Ensinar a pensar: estratégias de aprendizagem e pensamento na sala de aula
Vá além do óbvio, pensar diferente, questionando coisas… Pesquisas realizadas no Projeto Zero mostram que a maioria das pessoas tem habilidades de pensamento, atitudes e alertas subdesenvolvidos. Hoje mais do que nunca, precisamos desenvolver estas atitudes e habilidades, ou seja, aprender por competências. E isto é algo que não acontece naturalmente. Precisa ser promovida nas escolas. Como fazemos?
Pensamento visível e rotinas de pensamento
Devemos “tornar visível” o pensamento que permanece escondido em nossas mentes. O “pensamento visível” procura externalizar verbalmente ou por escrito as ideias ou conceitos que temos em nossa mente. Desta forma, podemos saber o que e como está sendo compreendido. É aqui que entram as chamadas rotinas de pensamento, permitindo aos estudantes encontrar suas próprias formas de analisar, aprofundar, conectar e refletir sobre diferentes tópicos. Aqui estão alguns exemplos:
- O que o faz dizer isso? Esta rotina ajuda os estudantes a descrever o que vêem ou sabem e lhes pede que construam explicações. Promove o raciocínio baseado em evidências e, convidando os estudantes a compartilhar suas interpretações, incentiva-os a compreender alternativas e perspectivas múltiplas.
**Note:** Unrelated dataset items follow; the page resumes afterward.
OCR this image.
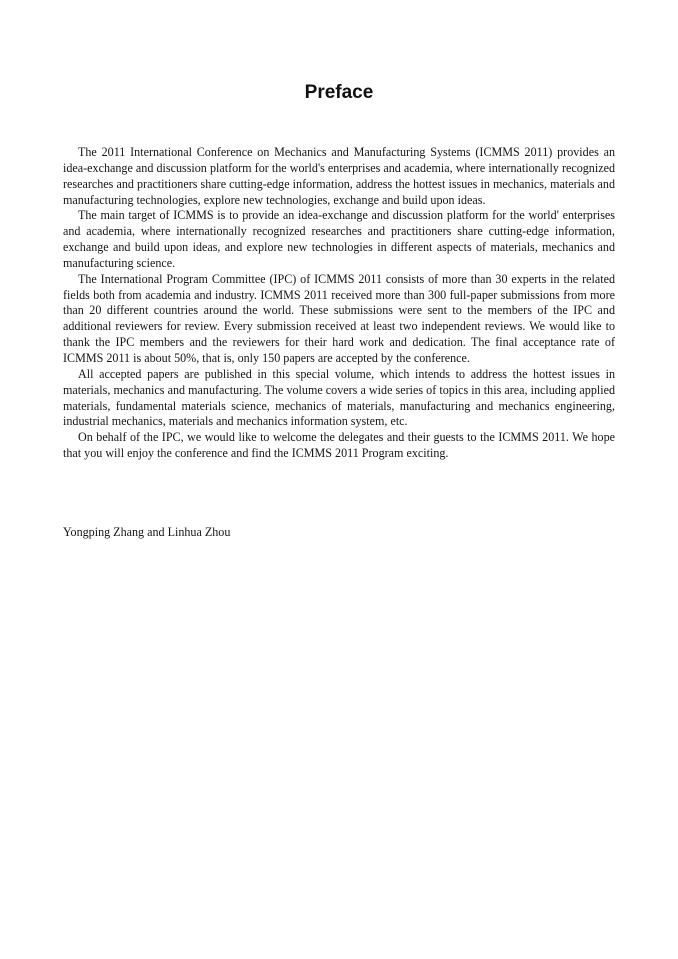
Preface

The 2011 International Conference on Mechanics and Manufacturing Systems (ICMMS 2011) provides an idea-exchange and discussion platform for the world's enterprises and academia, where internationally recognized researches and practitioners share cutting-edge information, address the hottest issues in mechanics, materials and manufacturing technologies, explore new technologies, exchange and build upon ideas.

The main target of ICMMS is to provide an idea-exchange and discussion platform for the world' enterprises and academia, where internationally recognized researches and practitioners share cutting-edge information, exchange and build upon ideas, and explore new technologies in different aspects of materials, mechanics and manufacturing science.

The International Program Committee (IPC) of ICMMS 2011 consists of more than 30 experts in the related fields both from academia and industry. ICMMS 2011 received more than 300 full-paper submissions from more than 20 different countries around the world. These submissions were sent to the members of the IPC and additional reviewers for review. Every submission received at least two independent reviews. We would like to thank the IPC members and the reviewers for their hard work and dedication. The final acceptance rate of ICMMS 2011 is about 50%, that is, only 150 papers are accepted by the conference.

All accepted papers are published in this special volume, which intends to address the hottest issues in materials, mechanics and manufacturing. The volume covers a wide series of topics in this area, including applied materials, fundamental materials science, mechanics of materials, manufacturing and mechanics engineering, industrial mechanics, materials and mechanics information system, etc.

On behalf of the IPC, we would like to welcome the delegates and their guests to the ICMMS 2011. We hope that you will enjoy the conference and find the ICMMS 2011 Program exciting.

Yongping Zhang and Linhua Zhou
- Pensar-Questionar-Explorar. Esta rotina ativa o conhecimento prévio, gera ideias e curiosidade e prepara o terreno para uma investigação mais profunda.
- Pensar-Reunir-Compartilhar. Esta rotina incentiva os estudantes a pensar sobre um problema ou questão e depois expressar seus pensamentos. Promove a compreensão através de um raciocínio ativo e uma explicação. Ao ouvir e compartilhar ideias, esta rotina encoraja os estudantes a compreender múltiplas perspectivas
- Círculos de pontos de vista. Esta rotina ajuda os estudantes a ver e explorar múltiplas perspectivas. Isso os ajuda a entender que pessoas diferentes podem ter conexões diferentes com a mesma coisa. Estas diferentes conexões influenciam a visão e o pensamento das pessoas.
- Eu costumava pensar – Agora eu penso. Esta rotina ajuda os estudantes a refletir sobre seu pensamento sobre um tópico ou tema e a explorar como e por que o pensamento mudou. Pode ser útil para consolidar novos aprendizados, pois os estudantes identificam seus novos entendimentos, opiniões e crenças. Ao examinar e explicar como e por que seu pensamento mudou, os estudantes desenvolvem suas habilidades de raciocínio e reconhecem as relações de causa e efeito.
- Ver-Think-Question. Esta rotina ajuda os estudantes a fazer observações cuidadosas e interpretações atenciosas. Estimula a curiosidade e abre o caminho para a indagação.
- Ponte 3-2-1. Esta rotina pede aos estudantes que tornem visíveis seus pensamentos iniciais, ideias, perguntas e compreensões sobre um tópico, através de três pensamentos, duas ideias e uma metáfora, e depois os conecte a novas formas de pensar sobre o tópico depois de tê-lo estudado.
- A corda da verdade. Esta rotina incentiva os estudantes a raciocinar cuidadosamente sobre a “tensão” que surge entre os muitos fatores relevantes para as questões de veracidade. Também os ajuda a apreciar a profunda complexidade das questões que podem parecer ser preto e branco.
Para enfrentar um mundo complexo e em constante mudança, “as crianças têm que aprender a lidar com o desconhecido e o inesperado”, diz Perkins. A educação de hoje deve servir a este propósito: ela precisa expandir-se para o pensamento e não mais se limitar à memorização de conceitos. Esta geração tem um compromisso com os estudantes atuais e futuros: trabalhar para tornar sua educação mais significativa e útil para suas vidas.